Le rachat des stocks américains a-t-il été ou non une bonne affaire pour la France ? Personnellement, je ne le crois pas. Sans entrer dans les questions de la gestion désastreuse de la liquidation, des prélèvements américains sur les stocks et les vols, le contexte économique de l’après guerre est traversé par les crises financières et la chute de la monnaie française alors qu’il fallait rembourser au gouvernement des Etats-Unis, capital et intérêts de plus en plus lourd puisque le dollar passe de 7 à 17 F.

Je me permets de conclure en citant le S/S d’Etat aux Finances du gouvernement d’Aristide Briand, Monsieur André Paysan : « Si l’Amérique comprenait que son rôle amical n’a pas été fini par la paix et si elle faisait remonter le franc à un cours normal, l’opération ne serait pas si mauvaises qu’on à pu le craindre pour la France ».

Complément

L’Etat français a acheté la totalité des camps américains pour la somme de 400 millions de dollars (soit 5 milliards 696 millions de francs en 1920). La France a, en outre, payé 9% d’intérêt tous les six mois, payable au cours. En chiffres ronds la sous-commission du commerce arrive à 6 milliards et demi de francs de dépenses.
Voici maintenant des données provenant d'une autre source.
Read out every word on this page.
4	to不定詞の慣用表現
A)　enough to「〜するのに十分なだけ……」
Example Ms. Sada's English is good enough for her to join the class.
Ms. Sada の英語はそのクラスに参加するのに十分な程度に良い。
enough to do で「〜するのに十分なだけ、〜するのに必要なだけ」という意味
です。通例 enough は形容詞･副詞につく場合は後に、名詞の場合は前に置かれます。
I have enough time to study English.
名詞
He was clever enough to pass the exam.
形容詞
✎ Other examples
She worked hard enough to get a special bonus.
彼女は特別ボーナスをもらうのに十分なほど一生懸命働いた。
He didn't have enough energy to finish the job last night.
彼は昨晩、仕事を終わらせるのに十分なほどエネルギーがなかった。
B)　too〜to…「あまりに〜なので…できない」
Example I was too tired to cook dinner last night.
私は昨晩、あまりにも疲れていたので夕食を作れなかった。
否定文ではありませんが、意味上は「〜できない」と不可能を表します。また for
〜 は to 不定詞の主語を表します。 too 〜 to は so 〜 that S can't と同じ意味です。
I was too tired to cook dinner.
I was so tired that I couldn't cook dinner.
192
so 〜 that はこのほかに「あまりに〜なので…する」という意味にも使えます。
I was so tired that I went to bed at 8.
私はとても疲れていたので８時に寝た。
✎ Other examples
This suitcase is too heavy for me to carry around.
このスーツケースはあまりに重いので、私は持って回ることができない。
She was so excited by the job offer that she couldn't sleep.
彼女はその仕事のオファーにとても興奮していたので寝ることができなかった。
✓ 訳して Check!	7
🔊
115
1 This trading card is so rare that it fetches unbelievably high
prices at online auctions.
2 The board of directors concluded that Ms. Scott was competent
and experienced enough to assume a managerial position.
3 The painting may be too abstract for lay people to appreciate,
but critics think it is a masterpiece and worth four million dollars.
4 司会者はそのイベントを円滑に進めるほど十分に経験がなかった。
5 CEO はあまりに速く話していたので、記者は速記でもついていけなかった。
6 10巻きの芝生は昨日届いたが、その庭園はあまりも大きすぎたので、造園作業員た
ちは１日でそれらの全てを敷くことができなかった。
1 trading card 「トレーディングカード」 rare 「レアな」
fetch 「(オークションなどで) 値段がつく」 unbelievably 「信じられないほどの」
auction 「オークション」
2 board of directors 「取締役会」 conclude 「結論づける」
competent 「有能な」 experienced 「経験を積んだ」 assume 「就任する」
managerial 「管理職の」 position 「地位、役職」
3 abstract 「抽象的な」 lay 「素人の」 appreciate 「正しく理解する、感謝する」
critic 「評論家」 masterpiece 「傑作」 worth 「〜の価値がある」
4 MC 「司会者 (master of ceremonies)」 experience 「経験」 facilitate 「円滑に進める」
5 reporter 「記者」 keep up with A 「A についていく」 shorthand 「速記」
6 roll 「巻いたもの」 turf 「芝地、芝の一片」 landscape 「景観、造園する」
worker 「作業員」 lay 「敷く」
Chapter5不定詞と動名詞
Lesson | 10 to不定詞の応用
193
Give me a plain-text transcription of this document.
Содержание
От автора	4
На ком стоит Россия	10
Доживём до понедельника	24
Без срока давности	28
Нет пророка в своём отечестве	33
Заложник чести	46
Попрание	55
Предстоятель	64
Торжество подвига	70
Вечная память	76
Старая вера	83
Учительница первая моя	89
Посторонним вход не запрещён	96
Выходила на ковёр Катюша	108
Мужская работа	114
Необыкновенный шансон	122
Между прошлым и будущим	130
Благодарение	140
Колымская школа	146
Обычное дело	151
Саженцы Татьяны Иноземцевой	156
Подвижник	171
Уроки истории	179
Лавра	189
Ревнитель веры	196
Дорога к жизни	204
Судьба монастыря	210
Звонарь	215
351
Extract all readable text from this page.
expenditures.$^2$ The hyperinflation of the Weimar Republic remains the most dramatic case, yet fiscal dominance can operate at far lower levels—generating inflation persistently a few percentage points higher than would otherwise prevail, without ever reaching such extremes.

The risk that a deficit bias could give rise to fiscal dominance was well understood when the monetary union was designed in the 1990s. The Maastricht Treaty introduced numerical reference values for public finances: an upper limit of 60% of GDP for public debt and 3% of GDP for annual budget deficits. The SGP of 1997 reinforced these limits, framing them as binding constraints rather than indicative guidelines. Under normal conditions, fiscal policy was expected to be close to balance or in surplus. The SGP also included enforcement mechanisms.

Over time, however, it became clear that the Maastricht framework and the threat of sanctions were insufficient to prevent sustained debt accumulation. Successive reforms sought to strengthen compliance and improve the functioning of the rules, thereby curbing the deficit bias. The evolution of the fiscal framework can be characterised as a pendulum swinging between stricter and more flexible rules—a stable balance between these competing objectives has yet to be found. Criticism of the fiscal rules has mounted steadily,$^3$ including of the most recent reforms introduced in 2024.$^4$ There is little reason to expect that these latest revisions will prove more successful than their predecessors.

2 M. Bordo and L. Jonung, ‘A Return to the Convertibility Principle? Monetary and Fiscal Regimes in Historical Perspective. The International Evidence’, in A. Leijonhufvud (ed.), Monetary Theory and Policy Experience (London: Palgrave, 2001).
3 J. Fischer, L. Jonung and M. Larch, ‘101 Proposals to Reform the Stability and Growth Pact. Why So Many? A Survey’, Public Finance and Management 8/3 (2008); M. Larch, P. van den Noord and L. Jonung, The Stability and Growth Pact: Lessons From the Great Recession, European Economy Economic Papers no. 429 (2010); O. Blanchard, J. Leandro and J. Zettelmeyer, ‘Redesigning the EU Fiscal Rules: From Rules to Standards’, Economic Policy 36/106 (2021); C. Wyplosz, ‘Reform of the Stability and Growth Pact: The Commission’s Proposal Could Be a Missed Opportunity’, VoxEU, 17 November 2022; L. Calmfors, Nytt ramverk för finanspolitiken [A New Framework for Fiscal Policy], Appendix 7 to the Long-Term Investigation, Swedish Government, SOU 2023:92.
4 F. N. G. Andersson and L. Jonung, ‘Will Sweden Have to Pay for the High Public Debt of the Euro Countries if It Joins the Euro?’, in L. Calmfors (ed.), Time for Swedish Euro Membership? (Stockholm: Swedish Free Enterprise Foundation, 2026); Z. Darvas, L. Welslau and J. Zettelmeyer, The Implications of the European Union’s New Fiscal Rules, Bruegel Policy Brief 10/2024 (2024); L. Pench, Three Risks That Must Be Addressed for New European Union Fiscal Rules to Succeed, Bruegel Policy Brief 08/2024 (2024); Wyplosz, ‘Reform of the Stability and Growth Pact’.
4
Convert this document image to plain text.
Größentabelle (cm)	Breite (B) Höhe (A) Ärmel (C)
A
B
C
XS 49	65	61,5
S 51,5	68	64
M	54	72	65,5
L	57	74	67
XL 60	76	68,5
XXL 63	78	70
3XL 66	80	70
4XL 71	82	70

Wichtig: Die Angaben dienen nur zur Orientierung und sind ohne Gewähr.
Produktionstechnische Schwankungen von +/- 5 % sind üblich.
M. Doumer (Ministre des Finances), en février 1921, devant la Chambre des députés

« En face, les recettes s’élèvent à 2,5 milliards de francs fin 1920 (Cessions aux particuliers : 905 millions de francs dont 616 millions ont été payés ; cessions aux services publics : 1 milliard 612 millions dont 372 millions ont été payés)

Mettons qu’il reste encore un milliard de marchandises à écouler, soit à cette date, une perte sèche de 3 milliards et 258 millions pour l’Etat français ! L’accord conclu fournissait les marchandises sans aucun cours, sans aucune garantie et les Américains s’étaient réservé le droit de vivre sur les camps jusqu’à leur départ. »


Robert GAUTIER


1 Paul Morel, député gauche radical de la Haute-Saône, Sous-secrétaire d’Etat au Finances du 6 février au 27 novembre 1919 et chargé de la Liquidation des stocks dans le gouvernement Clemenceau.

2 Emmanuel Brousse, député des Pyrénées Orientales, inscrit au groupe de la gauche républicaine démocratique, sous secrétaire d’Etat aux finances du 20 janvier 1920 au 16 janvier 1921. André Paisant, député de l’Oise inscrit au groupe de la gauche républicaine démocratique, sous secrétaire d’Etat aux Finances du 17 janvier 1921 au 15 janvier 1922 dans le gouvernement d’Aristide Briand.

3 Victor Constant, député de la Haute-Loire au sein de l’entente Républicaine Démocratique affiliée à la Fédération Républicaine, parti conservateur.